Internet taxes: From targeting users to service providers
Since Uganda broached the subject of internet taxes in July 2018, several other African countries took a que from the East African nation and introduced similar taxes in the hope of raising additional revenue. A new pattern of ‘tax’ in form of dubious fines may be on the horizon. In August 2018, Nigeria charged MTN $8.1 billion in fines for funds illegally repatriated between 2015 and 2018; this was in addition to a $2 billion fine for unpaid taxes. As early as 2015, MTN received a $5.2 billion fine for failing to disconnect over 5million-unregistered sim-cards.
Similarly in 2017, Zambia Information and Communications Technology Authority (ZICTA) fined all three mobile phone operators MTN, Airtel and Zamtel a cumulative total of over ZMW3 million for poor quality of service.
In April of this year, Vodacom Tanzania’s top executives were arrested and charged with 10 counts for economic sabotage for allegedly leading a criminal network that costed the government a loss of TSH11 billion. The charges included issuing numbers without a licence to do so and illegally importing and installing communications equipment. Many other similar incidents can be cited; in Rwanda for example, MTN was charged $8.5million for externally hosting an IT hub in Uganda instead of Rwanda, while in Ghana the National Communications Authority (NCA) fined all four mobile operators Airtel, Tigo, Glo, MTN and Vodafone for non-compliance of various quality of service requirements. Likewise, Safaricom in Kenya faced similar fines.
While in unclear circumstances, three foreign executives working for MTN Uganda were deported in January 2019, for allegedly using their position to compromise national security. Although no formal charge or fine was levied. As it may seem, African governments through their respective communications regulators have found a way to supplement their income through questionable fines and other financial penalties.
A 2017 study by Xalam Analytics found that the highest cumulative fine value imposed on a single mobile operator since 2015 amounted to $400, translating to an average of $100 million per year. Although masked as quality of service violations, the trend in fining telecoms giants is unsustainable and will have adverse effects on the communications sector in the long term.

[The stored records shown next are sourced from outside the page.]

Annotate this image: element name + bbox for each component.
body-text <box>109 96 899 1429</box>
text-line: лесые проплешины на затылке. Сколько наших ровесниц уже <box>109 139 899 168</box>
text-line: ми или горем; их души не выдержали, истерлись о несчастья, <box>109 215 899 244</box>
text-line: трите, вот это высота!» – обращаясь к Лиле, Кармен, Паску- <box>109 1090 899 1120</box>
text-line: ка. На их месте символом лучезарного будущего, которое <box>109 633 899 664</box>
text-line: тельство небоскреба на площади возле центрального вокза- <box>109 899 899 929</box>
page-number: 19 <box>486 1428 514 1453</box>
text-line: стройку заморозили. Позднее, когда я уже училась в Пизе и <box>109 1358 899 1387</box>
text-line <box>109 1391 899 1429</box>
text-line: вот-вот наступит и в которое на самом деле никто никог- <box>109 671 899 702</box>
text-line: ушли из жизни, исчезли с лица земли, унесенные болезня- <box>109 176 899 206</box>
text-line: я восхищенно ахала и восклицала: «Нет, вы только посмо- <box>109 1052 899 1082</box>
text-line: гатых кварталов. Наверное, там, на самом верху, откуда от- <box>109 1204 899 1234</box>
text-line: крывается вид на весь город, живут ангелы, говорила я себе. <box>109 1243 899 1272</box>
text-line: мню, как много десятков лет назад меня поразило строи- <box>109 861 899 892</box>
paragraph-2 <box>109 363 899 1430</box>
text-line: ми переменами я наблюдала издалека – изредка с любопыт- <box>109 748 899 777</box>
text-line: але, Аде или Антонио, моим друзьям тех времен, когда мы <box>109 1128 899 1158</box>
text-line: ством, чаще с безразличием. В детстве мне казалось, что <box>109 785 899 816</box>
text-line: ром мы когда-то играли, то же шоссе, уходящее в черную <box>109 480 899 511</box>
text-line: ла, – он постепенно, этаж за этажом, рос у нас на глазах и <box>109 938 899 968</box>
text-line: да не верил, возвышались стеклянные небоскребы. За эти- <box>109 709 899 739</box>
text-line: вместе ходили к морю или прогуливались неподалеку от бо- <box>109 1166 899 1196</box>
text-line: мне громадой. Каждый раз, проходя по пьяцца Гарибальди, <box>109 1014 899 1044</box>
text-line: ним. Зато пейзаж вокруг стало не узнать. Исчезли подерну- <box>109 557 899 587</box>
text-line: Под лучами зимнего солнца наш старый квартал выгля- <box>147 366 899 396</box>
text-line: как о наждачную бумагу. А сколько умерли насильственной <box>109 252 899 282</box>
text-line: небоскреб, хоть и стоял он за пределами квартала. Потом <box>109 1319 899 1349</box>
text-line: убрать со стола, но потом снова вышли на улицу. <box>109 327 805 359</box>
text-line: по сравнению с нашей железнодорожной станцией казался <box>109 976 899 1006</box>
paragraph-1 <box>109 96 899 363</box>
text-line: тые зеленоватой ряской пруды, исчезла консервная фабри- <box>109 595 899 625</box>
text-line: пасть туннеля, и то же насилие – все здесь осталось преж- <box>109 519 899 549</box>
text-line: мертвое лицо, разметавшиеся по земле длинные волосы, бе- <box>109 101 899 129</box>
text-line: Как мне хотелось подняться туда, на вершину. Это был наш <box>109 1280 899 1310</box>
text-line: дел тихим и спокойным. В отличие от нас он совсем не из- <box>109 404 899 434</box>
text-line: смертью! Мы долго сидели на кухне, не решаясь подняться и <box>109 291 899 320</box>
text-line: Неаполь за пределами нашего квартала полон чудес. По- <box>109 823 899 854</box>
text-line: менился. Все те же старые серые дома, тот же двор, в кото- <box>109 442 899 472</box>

The quest to extort revenue from mobile phone operators through regulatory fines and claims will not only discourage new investments in the communications sector but also subsequently drive them out of the markets. In addition, the cost of communication is likely to increase, as the remaining operators will have to make up for lost income by increasing tariffs, consequently forcing the consumer to pay the price.
Moreover, fines will eliminate the competitive advantage and hamper innovative product solutions that could benefit people greatly. Amidst damning ICT sector reports due to the introduction of WhatsApp and internet taxes; this is a trend to watch as more African governments are looking for ways to collect more revenue while regulators are equally under pressure to make up for lost revenue caused by the rise of Over the Top (OTT) services. In addition, the pressure to genuinely enforce quality of service guidelines while trying to ‘prove’ regulatory effectiveness.